Picture: Dimitar Gradinarov - BSPB
At a national meeting organized by the Ministry of Environment and Water (MOEW) and the Bulgarian Society for the Protection of Birds (BSPB), institutions and conservation organizations united around the need to significantly tighten measures against the use of poisons in the wild.
Representatives of the Ministry of Interior, the Ministry of Agriculture and Food, the Bulgarian Food Safety Agency (BFSA), the Customs Agency, the Executive Forest Agency, Green Balkans, WWF-Bulgaria, the Fund for Wild Flora and Fauna, Trakia University – Stara Zagora, the Union of Hunters and Anglers in Bulgaria and attorney Emilia Toncheva discussed the importance of more effective interinstitutional coordination. Special attention was given to preventing the illegal import and trade of banned plant protection products, which are often used to place poisoned baits, as well as to tackling online trade in hazardous chemicals. Participants agreed on the need for more effective investigation of wildlife poisoning cases, higher success rates in identifying perpetrators, and stricter sanctions to provide real deterrence against such crimes.

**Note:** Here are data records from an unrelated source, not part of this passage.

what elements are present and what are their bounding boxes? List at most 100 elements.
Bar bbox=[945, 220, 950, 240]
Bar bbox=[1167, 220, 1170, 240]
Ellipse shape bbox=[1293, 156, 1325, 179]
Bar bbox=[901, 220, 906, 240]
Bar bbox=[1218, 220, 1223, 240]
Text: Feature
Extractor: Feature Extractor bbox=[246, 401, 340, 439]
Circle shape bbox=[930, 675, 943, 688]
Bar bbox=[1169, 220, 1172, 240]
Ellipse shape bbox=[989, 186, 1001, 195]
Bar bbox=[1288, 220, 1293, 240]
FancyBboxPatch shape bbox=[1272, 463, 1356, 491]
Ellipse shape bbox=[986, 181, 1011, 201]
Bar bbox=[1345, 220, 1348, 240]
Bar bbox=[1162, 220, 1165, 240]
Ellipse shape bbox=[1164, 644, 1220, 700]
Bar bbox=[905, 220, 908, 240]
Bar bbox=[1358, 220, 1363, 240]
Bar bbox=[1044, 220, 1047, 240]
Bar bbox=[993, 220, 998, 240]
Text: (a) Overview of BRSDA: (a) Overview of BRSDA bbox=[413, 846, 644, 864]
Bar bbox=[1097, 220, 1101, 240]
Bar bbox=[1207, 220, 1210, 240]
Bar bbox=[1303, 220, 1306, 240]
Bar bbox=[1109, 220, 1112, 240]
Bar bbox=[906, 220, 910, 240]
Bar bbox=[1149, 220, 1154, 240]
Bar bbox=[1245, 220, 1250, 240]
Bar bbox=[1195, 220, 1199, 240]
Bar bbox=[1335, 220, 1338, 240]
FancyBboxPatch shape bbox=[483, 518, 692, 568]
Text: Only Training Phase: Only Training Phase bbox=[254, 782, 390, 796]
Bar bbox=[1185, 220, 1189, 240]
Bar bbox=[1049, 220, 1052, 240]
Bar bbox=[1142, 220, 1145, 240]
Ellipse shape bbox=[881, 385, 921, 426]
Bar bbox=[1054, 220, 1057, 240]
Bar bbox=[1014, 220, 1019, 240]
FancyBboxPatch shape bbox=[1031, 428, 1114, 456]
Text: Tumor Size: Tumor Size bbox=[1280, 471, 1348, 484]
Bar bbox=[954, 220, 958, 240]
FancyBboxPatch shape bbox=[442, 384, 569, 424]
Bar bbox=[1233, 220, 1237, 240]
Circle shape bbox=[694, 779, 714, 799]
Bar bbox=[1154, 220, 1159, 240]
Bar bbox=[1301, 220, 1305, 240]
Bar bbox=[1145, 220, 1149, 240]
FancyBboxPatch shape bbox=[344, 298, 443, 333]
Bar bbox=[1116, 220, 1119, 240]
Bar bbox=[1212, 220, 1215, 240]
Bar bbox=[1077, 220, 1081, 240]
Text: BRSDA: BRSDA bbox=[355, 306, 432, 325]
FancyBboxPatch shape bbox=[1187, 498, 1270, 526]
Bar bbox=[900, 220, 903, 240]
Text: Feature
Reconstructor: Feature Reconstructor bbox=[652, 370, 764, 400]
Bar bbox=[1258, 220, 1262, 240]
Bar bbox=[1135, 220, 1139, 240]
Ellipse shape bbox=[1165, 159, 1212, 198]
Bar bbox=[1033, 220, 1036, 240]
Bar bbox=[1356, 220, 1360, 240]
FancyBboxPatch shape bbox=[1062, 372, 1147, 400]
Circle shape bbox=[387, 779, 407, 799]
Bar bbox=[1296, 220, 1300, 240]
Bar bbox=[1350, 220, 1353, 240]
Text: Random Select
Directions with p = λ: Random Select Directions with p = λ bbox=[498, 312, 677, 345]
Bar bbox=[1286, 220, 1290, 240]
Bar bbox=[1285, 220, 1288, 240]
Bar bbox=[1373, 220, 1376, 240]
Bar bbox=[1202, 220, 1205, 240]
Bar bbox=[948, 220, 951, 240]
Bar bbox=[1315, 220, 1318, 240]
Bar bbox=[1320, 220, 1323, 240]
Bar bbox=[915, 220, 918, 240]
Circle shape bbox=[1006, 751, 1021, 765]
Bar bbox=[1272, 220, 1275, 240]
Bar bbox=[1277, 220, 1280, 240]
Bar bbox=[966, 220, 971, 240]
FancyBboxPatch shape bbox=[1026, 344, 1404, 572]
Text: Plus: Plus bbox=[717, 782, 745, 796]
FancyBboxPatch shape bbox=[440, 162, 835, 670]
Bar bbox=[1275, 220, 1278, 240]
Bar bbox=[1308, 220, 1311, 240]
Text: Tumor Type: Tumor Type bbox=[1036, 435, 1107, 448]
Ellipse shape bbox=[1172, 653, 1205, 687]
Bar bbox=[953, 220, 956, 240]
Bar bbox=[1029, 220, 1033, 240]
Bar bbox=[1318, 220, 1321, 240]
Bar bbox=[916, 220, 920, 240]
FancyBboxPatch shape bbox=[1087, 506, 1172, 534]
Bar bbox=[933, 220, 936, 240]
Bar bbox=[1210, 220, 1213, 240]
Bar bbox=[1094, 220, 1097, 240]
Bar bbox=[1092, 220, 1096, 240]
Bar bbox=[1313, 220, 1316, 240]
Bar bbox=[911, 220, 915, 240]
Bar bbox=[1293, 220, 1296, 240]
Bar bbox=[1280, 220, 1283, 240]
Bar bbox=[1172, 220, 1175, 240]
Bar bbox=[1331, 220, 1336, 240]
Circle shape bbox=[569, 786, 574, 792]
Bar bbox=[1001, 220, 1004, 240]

The BSPB team, together with representatives of Green Balkans, presented data on poisoning incidents involving protected species in 2025, including cases with Egyptian vultures, Griffon vultures, and Saker falcons. Nikolay Terziev, leader of BSPB’s anti-poisoning unit, spoke about the work of the specialized detection dogs and emphasized the need to expand the network of such teams.
The meeting took place within the framework of two EU LIFE Programme projects: “Life for the Falcon” (LIFE20 NAT/BG/1162) and “Return of the Cinereous Vulture to the Rhodopes” (LIFE23 NAT BG LIFE RHODOPE VULTURE), as well as the project “Together for Nature,” funded by the Swiss–Bulgarian Mechanism for Civil Society Participation and Transparency under the Swiss–Bulgarian Cooperation Programme.